As conditions become more complex, the operational overhead increases, highlighting an opportunity to reduce system friction and create a more seamless experience that requires less active management from the user.

Iterations

Translating ideas into a working vision

Exploration

  • Mapped early system directions

  • Explored sensing, prediction, and interaction flows

  • Tested multiple concepts to identify viable pathways

Prompting

  • Generated interface behaviors and system responses

  • Explored interaction patterns at higher fidelity levels

  • Evaluated clarity, usability, and feasibility

Asset Creation

  • Built interface and visual system outputs

  • Developed scenes showing the product in context

  • Refined consistency across touchpoints

AI Workflow

How I worked

Building Aeri in 24 hours forced sharper decisions about where AI added speed and where it added cleanup.

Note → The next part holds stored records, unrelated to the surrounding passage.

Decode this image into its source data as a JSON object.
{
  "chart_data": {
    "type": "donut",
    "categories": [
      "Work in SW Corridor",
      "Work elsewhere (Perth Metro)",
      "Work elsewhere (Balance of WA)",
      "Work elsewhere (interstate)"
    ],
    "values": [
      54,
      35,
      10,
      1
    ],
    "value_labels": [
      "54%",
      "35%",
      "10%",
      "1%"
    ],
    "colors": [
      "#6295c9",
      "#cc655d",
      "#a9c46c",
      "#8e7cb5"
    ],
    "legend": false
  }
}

The biggest gains came from pairing tools to specific stages (research, ideation, production) rather than relying on one to do everything.

Perplexity

Research

Fast source-backed research on type 2 diabetes management, CGM technology, and existing preventative care tools.

Gemini

Research

Used for broader synthesis and quick comparisons. Helpful for connecting disparate findings into framing we could actually use in concept work.

ChatGPT

Ideation

Brainstorming partner for feature directions, user scenarios, and naming.

Figma Make

Ideation

Rapid prototyping of UI directions for the AR interface.

Claude

Thinking Partner & Writing

Pressure-tested concept decisions and refined pitch and case study copy throughout the sprint.

ElevenLabs

Voiceover

Generated the pitch video voiceover with natural pacing and tone.

Midjourney

Visual Production

Created mood imagery and conceptual visuals for the AR interface and pitch deck.

Gemini

Research

Used alongside Perplexity for broader synthesis and quick comparisons.

Reflection

My takeaways

A 24-hour sprint sharpened my time management, prioritization, and decision-making under pressure, where scope choices mattered as much as execution.


It also reinforced the value of dividing responsibilities early based on each person's strengths, which made the team faster and the final story stronger.


As my first AI hackathon, it expanded how I think about AI in design. I learned how to use prompting, rapid asset generation, and concept development more intentionally, while also considering scalability, feasibility, and product strategy.

Next Steps

Paths for further development

User Research

Expand user research with individuals managing type 2 diabetes to ground the system in lived experience.

Model Accuracy

Refine predictive modeling with clinical datasets to improve accuracy and reliability.

Biomedical Feasibility

Further evaluate the biomedical feasibility of the sensing approach and underlying hardware.

AR Validation

Test AR guidance interactions in real-world contexts to validate usability and behavior.